If your domains use only simple, "static", RFC compliant DNS records then you can rely on the long established approach for introducing DNS redundancy: zone transfer between providers to enable a master-slave topology. If your websites and applications use advanced features like traffic management tools, then you may consider implementing automation to generate synchronized configurations across multiple providers, pushing changes to their APIs -- we have several customers who take this approach. Alternatively, some providers can help you deploy multiple independent DNS delivery networks with a unified technology stack.
Regardless of the approach you choose, if DNS is critical to your website or application -- and for most operators, it is -- we encourage you to consider options for introducing redundancy in your authoritative DNS setup. We are happy to discuss approaches that meet your application’s requirements for reliability, performance, and functionality.
Building a better internet
I am privileged to have spent many years in the internet infrastructure industry, supporting customers and use cases of all sizes across all kinds of technologies. We have a wonderful industry that is smaller than it seems. At NS1 we work with best in class vendors, like our anti-DDoS partner Zenedge; Packet, who last week enabled us to rapidly scale and shift our mitigation infrastructure and even sent us coffee and bagels to keep our team cranking; and many more whose expertise and professionalism aligns with that of our own world-class team, which has responded rapidly, effectively, and steadily in the face of a persistent attacker. We maintain close ties with our peers in the DNS, CDN, and other infrastructure spaces, and have shared detailed information about these attacks with many of them over the last week.
As an industry, DNS service providers can do better to limit the impact of malicious attacks on our customers and the internet at large. Over the last decade, as the threat of attacks has escalated, we have entered an arms race, with DNS providers continually evolving the scale and sophistication of our networks to match those of the attacks themselves. We have treated the issue as one for individual providers to solve independently, and even as a commercial opportunity. This approach has exacerbated the impact of DDoS attacks because of the lack of a cohesive, industry-wide approach to solving such attacks and limiting the impact on customers.

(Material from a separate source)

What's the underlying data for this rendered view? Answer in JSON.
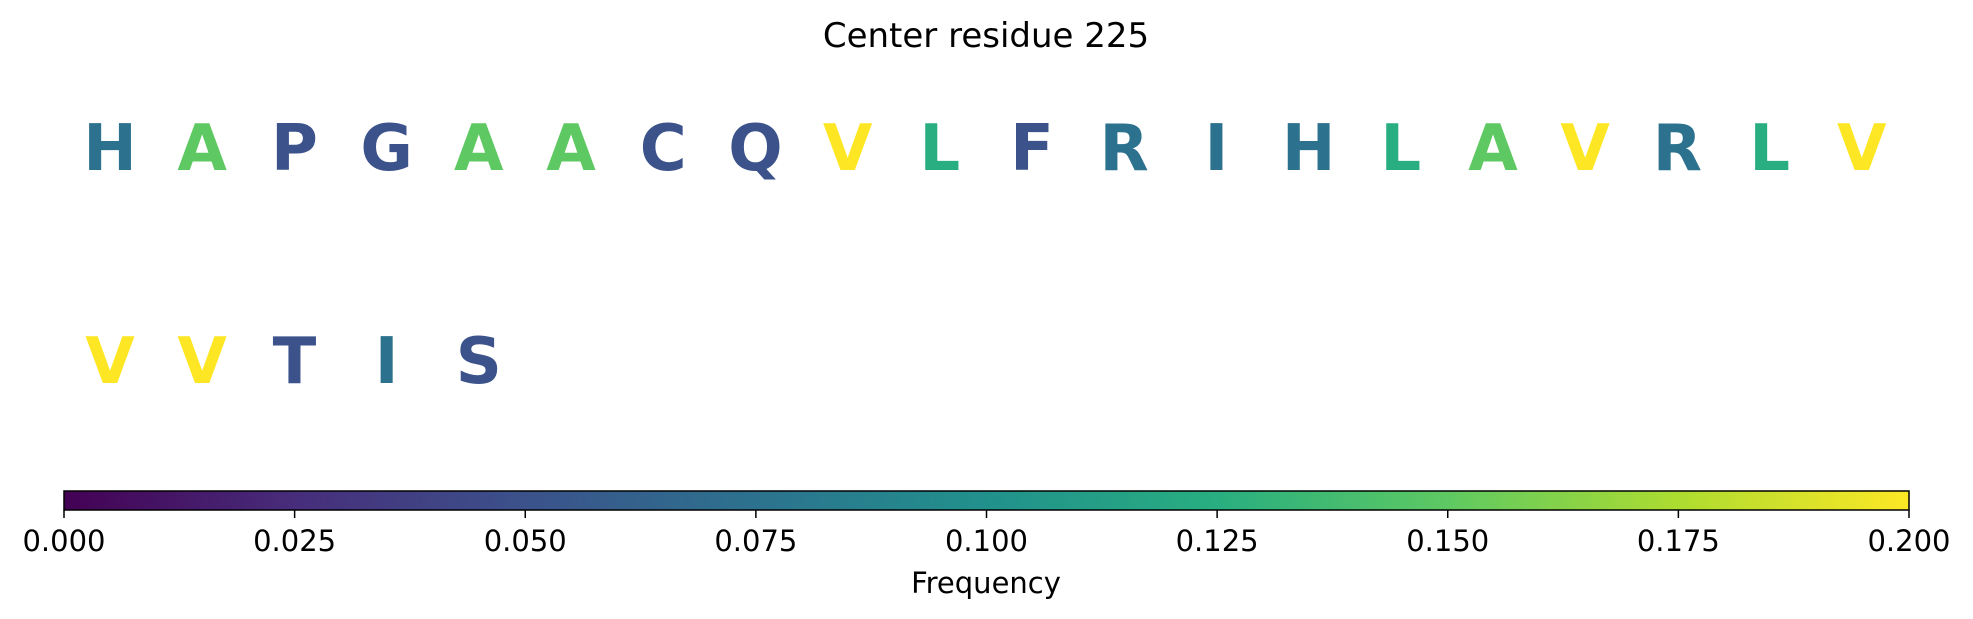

The problem is both technical -- because of divergence from the historically interoperable nature of DNS as new, more advanced features have been brought to market -- and educational -- because vendors in the space focus on all-or-nothing wins instead of enabling customers to introduce the redundancy that would limit the impact of DDoS and other issues. As I have spoken with customers, it’s become clear to me they are looking to our industry to work together to solve these problems and enable redundancy and resiliency simply and transparently, without compromising on the modern functionality that makes DNS lookup such a powerful tool for application delivery management and optimization.
I am an infrastructure engineer, and as such I know this is a problem we as an industry can solve. I hope this article escalates the dialog among our peers in the DNS space and helps shift the discussion back toward solutions that enable our collective customers to leverage our powerful technologies interoperably, which will result in a more secure and better internet for all.